Steinbrösel fehlen mir unbedingt, es ist zwar ein bisschen was drin, was halt noch so rumlag, aber bestimmt nicht genug. Ich schau mal, dass ich jetzt wenigstens in der letzten Reihe noch mehr unterbringe und noch ist ja fast nichts gepflanzt, kann also noch "durchrühren" 
Danke euch beiden 

Von oben noch ohne Schnecke
  

seitlich


----------



## Daufi (23. Sep. 2016)

Habe grade zufällig die Bilder gefunden.
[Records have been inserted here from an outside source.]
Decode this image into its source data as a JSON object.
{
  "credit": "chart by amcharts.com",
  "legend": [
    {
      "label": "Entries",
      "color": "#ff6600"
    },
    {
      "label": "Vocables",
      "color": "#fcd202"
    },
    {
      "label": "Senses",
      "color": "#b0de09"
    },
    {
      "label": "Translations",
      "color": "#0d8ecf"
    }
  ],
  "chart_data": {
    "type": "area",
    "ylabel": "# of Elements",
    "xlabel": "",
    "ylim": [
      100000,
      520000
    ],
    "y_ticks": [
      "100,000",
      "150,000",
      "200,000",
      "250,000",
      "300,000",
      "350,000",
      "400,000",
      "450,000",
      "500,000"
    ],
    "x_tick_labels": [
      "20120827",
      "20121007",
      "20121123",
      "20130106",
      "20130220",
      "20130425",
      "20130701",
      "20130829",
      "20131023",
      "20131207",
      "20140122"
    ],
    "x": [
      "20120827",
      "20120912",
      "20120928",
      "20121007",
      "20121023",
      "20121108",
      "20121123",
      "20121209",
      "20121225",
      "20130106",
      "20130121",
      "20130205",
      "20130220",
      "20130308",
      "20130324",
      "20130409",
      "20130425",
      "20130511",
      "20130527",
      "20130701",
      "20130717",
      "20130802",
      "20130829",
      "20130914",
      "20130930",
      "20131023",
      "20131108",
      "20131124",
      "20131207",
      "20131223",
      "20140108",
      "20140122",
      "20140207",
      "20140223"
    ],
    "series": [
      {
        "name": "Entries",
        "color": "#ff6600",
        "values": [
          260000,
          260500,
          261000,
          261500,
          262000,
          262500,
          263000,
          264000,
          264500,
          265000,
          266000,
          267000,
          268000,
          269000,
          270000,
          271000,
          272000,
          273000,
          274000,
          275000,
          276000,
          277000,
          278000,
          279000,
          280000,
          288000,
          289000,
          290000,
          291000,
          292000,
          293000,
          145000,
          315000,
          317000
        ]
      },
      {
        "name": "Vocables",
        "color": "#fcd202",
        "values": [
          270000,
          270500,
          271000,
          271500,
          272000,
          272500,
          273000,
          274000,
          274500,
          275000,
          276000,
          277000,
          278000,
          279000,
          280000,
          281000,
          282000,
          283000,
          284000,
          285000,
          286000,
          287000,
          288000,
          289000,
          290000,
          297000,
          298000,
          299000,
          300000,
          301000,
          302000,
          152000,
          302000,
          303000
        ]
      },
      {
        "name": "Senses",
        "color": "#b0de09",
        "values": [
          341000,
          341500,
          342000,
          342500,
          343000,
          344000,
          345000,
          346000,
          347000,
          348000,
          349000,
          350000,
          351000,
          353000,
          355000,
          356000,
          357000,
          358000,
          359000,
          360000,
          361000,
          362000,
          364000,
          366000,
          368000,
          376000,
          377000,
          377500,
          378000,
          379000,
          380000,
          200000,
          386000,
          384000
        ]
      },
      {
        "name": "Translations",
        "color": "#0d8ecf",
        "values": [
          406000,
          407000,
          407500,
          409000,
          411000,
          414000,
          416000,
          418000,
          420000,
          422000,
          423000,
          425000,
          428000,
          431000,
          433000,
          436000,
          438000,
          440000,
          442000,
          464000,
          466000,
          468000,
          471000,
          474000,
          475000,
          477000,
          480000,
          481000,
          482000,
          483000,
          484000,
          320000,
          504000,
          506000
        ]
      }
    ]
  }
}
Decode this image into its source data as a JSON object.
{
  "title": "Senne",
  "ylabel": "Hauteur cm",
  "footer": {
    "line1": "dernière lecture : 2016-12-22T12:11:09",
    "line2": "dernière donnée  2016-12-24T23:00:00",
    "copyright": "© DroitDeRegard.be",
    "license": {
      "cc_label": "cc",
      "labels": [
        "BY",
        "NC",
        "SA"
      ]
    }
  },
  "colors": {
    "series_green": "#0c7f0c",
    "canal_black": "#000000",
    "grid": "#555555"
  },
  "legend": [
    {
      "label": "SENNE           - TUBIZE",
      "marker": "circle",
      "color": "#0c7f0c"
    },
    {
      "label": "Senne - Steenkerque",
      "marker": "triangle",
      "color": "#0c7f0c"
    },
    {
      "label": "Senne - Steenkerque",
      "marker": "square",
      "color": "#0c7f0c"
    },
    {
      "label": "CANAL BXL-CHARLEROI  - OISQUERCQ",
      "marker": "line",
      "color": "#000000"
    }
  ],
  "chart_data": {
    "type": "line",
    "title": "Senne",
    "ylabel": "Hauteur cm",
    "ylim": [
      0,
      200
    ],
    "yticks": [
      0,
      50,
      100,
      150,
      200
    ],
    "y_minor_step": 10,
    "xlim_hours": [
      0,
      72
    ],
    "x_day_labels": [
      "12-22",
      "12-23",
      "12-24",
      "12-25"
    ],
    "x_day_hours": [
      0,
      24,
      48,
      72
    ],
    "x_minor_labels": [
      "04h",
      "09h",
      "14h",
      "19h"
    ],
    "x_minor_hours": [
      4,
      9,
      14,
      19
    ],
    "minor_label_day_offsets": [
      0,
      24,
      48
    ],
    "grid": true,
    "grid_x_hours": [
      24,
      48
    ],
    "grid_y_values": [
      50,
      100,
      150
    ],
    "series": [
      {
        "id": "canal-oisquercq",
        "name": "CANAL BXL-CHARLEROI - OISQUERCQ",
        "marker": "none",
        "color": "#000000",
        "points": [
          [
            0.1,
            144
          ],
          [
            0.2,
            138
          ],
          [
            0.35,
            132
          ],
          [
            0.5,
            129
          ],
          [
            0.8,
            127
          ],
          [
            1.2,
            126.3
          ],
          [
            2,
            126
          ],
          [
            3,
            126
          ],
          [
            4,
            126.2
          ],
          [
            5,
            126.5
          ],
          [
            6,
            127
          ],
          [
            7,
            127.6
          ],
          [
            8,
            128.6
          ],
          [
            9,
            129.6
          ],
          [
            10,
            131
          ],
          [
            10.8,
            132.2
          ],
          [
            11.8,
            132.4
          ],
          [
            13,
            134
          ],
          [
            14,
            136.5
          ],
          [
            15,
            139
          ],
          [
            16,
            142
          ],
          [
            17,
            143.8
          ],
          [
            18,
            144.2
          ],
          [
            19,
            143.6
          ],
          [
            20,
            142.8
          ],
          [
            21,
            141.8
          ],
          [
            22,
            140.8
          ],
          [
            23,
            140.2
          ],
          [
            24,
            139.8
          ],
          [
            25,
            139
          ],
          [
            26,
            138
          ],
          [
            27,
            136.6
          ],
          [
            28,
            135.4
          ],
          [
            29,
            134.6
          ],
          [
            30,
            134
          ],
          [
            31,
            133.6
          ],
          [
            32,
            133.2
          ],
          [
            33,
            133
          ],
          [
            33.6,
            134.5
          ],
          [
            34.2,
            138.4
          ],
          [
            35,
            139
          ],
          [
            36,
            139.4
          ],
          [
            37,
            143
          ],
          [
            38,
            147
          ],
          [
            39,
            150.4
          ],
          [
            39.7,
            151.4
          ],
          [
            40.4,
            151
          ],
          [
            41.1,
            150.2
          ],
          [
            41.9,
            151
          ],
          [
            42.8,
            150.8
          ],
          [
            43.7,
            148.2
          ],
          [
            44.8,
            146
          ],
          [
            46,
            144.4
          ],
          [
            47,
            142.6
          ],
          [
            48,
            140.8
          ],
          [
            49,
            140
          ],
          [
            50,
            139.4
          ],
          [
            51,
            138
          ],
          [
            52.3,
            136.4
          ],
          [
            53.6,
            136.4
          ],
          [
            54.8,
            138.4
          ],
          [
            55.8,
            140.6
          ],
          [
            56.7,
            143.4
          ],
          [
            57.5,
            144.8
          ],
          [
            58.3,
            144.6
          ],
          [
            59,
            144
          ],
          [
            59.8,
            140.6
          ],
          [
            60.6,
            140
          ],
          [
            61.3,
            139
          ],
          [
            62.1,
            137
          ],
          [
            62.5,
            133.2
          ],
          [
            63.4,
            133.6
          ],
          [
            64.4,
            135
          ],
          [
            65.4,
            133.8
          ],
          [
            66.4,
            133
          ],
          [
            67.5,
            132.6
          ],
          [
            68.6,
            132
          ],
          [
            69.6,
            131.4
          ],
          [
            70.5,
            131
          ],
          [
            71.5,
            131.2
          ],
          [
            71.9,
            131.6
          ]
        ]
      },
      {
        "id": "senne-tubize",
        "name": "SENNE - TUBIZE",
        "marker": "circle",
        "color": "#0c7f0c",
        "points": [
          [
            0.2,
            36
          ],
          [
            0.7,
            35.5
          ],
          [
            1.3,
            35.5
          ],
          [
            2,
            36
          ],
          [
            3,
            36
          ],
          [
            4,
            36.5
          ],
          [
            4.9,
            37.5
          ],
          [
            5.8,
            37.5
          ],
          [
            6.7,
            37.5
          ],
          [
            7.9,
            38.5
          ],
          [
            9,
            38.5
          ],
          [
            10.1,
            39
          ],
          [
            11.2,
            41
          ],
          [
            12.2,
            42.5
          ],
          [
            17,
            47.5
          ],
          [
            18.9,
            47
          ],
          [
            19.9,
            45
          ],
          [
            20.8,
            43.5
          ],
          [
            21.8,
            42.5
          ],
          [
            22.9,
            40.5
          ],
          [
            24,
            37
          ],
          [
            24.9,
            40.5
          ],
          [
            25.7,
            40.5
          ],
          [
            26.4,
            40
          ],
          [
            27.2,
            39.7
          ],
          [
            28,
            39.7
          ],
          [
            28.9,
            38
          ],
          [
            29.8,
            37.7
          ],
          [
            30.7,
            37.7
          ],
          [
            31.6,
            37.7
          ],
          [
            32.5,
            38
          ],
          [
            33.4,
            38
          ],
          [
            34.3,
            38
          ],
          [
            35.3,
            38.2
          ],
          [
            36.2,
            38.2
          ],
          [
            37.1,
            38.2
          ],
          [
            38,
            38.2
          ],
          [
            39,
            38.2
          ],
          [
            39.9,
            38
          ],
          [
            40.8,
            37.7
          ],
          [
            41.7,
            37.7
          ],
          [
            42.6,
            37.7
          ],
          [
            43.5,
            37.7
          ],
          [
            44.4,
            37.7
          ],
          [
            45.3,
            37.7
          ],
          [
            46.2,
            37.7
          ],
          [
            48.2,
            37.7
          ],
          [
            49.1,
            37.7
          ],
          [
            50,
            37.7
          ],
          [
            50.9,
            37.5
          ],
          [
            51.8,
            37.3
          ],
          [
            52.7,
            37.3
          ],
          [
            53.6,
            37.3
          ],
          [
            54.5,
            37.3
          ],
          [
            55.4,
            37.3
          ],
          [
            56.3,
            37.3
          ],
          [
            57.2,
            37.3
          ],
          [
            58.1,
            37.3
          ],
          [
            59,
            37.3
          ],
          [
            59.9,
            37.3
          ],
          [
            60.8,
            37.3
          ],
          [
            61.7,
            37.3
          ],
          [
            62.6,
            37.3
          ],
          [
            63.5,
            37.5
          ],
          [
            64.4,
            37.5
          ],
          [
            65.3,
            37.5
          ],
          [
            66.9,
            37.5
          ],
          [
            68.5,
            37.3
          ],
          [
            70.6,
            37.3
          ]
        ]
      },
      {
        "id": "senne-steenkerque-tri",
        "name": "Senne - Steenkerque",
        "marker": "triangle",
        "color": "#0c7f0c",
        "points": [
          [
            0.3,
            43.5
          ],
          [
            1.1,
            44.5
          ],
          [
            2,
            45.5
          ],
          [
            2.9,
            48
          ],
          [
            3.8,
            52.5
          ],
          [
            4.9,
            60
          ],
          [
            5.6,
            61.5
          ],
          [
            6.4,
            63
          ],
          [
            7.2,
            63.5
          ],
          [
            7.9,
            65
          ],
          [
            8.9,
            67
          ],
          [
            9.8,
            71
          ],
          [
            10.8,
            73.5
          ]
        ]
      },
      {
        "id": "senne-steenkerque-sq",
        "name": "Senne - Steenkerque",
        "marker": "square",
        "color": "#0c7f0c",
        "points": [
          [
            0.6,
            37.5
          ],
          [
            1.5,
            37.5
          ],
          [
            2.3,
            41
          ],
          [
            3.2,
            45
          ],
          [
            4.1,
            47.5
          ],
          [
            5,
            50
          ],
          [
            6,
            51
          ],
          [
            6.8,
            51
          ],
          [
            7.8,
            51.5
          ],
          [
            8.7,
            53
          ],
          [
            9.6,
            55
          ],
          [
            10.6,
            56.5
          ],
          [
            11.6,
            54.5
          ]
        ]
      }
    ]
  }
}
Das ist die Kräuterspirale von meinem Papa - also die ist da irgendwo hinter dem Gestrüpp...


----------



## Erin (23. Sep. 2016)

Ist das ein Suchbild?

Auch wenn ich die Schnecke jetzt nicht sehe, sehr schön bei deinem Papa  Ich mag das ja, wenn man nicht gleich alles sieht....


----------



## Daufi (23. Sep. 2016)

Er hat gemeint, er hätte vor kurzem Kahlschlag gemacht, da sollte man die Spirale wieder sehen - ich mache bei Gelegenheit mal ein paar Bilder....
Die ist nur größer als bei Dir und vor allem höher, und alles schön mit alten Sandsteinen.... Allerdings hat er ja jetzt ein paar Tröge weniger....

Und meine Mama hatte die(Spirale) liebevoll(die war so ein richtiges Kräuterweib... ) mit allem möglichen und unmöglichem bepflanzt, geschützt, verboten, irgendwo eingesammelt.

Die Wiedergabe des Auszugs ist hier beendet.